以下代码适用于除最新4.2之外的所有Android版本
import java.security.InvalidKeyException;
import java.security.NoSuchAlgorithmException;
import java.security.SecureRandom;
import javax.crypto.BadPaddingException;
import javax.crypto.Cipher;
import javax.crypto.IllegalBlockSizeException;
import javax.crypto.KeyGenerator;
import javax.crypto.NoSuchPaddingException;
import javax.crypto.SecretKey;
import javax.crypto.spec.SecretKeySpec;
/**
* Util class to perform encryption/decryption over strings. <br/>
*/
public final class UtilsEncryption
{
/** The logging TAG */
private static final String TAG = UtilsEncryption.class.getName();
/** */
private static final String KEY = "some_encryption_key";
/**
* Avoid instantiation. <br/>
*/
private UtilsEncryption()
{
}
/** The HEX characters */
private final static String HEX = "0123456789ABCDEF";
/**
* Encrypt a given string. <br/>
*
* @param the string to encrypt
* @return the encrypted string in HEX
*/
public static String encrypt( String cleartext )
{
try
{
byte[] result = process( Cipher.ENCRYPT_MODE, cleartext.getBytes() );
return toHex( result );
}
catch ( Exception e )
{
System.out.println( TAG + ":encrypt:" + e.getMessage() );
}
return null;
}
/**
* Decrypt a HEX encrypted string. <br/>
*
* @param the HEX string to decrypt
* @return the decrypted string
*/
public static String decrypt( String encrypted )
{
try
{
byte[] enc = fromHex( encrypted );
byte[] result = process( Cipher.DECRYPT_MODE, enc );
return new String( result );
}
catch ( Exception e )
{
System.out.println( TAG + ":decrypt:" + e.getMessage() );
}
return null;
}
/**
* Get the raw encryption key. <br/>
*
* @param the seed key
* @return the raw key
* @throws NoSuchAlgorithmException
*/
private static byte[] getRawKey()
throws NoSuchAlgorithmException
{
KeyGenerator kgen = KeyGenerator.getInstance( "AES" );
SecureRandom sr = SecureRandom.getInstance( "SHA1PRNG" );
sr.setSeed( KEY.getBytes() );
kgen.init( 128, sr );
SecretKey skey = kgen.generateKey();
return skey.getEncoded();
}
/**
* Process the given input with the provided mode. <br/>
*
* @param the cipher mode
* @param the value to process
* @return the processed value as byte[]
* @throws InvalidKeyException
* @throws IllegalBlockSizeException
* @throws BadPaddingException
* @throws NoSuchAlgorithmException
* @throws NoSuchPaddingException
*/
private static byte[] process( int mode, byte[] value )

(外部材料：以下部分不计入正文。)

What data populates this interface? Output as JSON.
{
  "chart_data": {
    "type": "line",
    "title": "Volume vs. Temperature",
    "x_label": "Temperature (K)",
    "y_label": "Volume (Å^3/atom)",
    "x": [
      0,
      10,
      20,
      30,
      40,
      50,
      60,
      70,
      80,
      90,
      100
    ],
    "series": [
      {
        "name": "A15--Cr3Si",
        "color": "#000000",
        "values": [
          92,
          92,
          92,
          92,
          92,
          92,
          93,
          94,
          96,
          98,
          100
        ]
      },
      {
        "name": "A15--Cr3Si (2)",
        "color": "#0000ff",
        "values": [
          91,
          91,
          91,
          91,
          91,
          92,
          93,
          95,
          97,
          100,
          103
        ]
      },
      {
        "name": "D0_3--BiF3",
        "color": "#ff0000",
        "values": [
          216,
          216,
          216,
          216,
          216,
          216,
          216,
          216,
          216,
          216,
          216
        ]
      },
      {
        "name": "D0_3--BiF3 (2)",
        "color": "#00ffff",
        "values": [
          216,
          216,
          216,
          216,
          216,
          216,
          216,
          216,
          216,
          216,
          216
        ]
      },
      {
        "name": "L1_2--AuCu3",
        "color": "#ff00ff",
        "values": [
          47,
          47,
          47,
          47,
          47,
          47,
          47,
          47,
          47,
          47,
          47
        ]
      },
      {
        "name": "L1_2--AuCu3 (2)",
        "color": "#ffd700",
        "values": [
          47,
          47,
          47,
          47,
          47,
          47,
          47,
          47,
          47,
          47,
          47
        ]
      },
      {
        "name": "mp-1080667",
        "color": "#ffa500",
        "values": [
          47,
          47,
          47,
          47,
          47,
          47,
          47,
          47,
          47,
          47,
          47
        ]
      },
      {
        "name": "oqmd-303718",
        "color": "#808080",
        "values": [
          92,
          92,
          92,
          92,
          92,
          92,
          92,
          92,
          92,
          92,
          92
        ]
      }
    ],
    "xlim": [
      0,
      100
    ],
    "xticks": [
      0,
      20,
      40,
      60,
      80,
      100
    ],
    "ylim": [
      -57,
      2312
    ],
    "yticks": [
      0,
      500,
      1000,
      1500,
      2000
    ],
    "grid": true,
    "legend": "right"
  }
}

throws InvalidKeyException, IllegalBlockSizeException, BadPaddingException, NoSuchAlgorithmException,
NoSuchPaddingException
{
SecretKeySpec skeySpec = new SecretKeySpec( getRawKey(), "AES" );
Cipher cipher = Cipher.getInstance( "AES" );
cipher.init( mode, skeySpec );
byte[] encrypted = cipher.doFinal( value );
return encrypted;
}
/**
* Decode an HEX encoded string into a byte[]. <br/>
*
* @param the HEX string value
* @return the decoded byte[]
*/
protected static byte[] fromHex( String value )
{
int len = value.length() / 2;
byte[] result = new byte[len];
for ( int i = 0; i < len; i++ )
{
result[i] = Integer.valueOf( value.substring( 2 * i, 2 * i + 2 ), 16 ).byteValue();
}
return result;
}
/**
* Encode a byte[] into an HEX string. <br/>
*
* @param the byte[] value
* @return the HEX encoded string
*/
protected static String toHex( byte[] value )
{
if ( value == null )
{
return "";
}
StringBuffer result = new StringBuffer( 2 * value.length );
for ( int i = 0; i < value.length; i++ )
{
byte b = value[i];
result.append( HEX.charAt( ( b >> 4 ) & 0x0f ) );
result.append( HEX.charAt( b & 0x0f ) );
}
return result.toString();
}
}
这是我为重现错误而创建的一个小单元测试
import junit.framework.TestCase;
public class UtilsEncryptionTest
extends TestCase
{
/** A random string */
private static String ORIGINAL = "some string to test";
/**
* The HEX value corresponds to ORIGINAL. <br/>
* If you change ORIGINAL, calculate the new value on one of this sites:
* <ul>
* <li>http://www.string-functions.com/string-hex.aspx</li>
* <li>http://www.yellowpipe.com/yis/tools/encrypter/index.php</li>
* <li>http://www.convertstring.com/EncodeDecode/HexEncode</li>
* </ul>
*/
private static String HEX = "736F6D6520737472696E6720746F2074657374";
public void testToHex()
{
String hexString = UtilsEncryption.toHex( ORIGINAL.getBytes() );
assertNotNull( "The HEX string should not be null", hexString );
assertTrue( "The HEX string should not be empty", hexString.length() > 0 );
assertEquals( "The HEX string was not encoded correctly", HEX, hexString );
}
public void testFromHex()
{
byte[] stringBytes = UtilsEncryption.fromHex( HEX );
assertNotNull( "The HEX string should not be null", stringBytes );
assertTrue( "The HEX string should not be empty", stringBytes.length > 0 );
assertEquals( "The HEX string was not encoded correctly", ORIGINAL, new String( stringBytes ) );
}
public void testWholeProcess()
{
String encrypted = UtilsEncryption.encrypt( ORIGINAL );
assertNotNull( "The encrypted result should not be null", encrypted );
assertTrue( "The encrypted result should not be empty", encrypted.length() > 0 );
String decrypted = UtilsEncryption.decrypt( encrypted );
assertNotNull( "The decrypted result should not be null", decrypted );
assertTrue( "The decrypted result should not be empty", decrypted.length() > 0 );
assertEquals( "Something went wrong", ORIGINAL, decrypted );
}
}
抛出异常的那一行是:
byte[] encrypted = cipher.doFinal( value );
完整的堆栈跟踪是:
W/<package>.UtilsEncryption:decrypt(16414): pad block corrupted
W/System.err(16414): javax.crypto.BadPaddingException: pad block corrupted
W/System.err(16414): at com.android.org.bouncycastle.jcajce.provider.symmetric.util.BaseBlockCipher.engineDoFinal(BaseBlockCipher.java:709)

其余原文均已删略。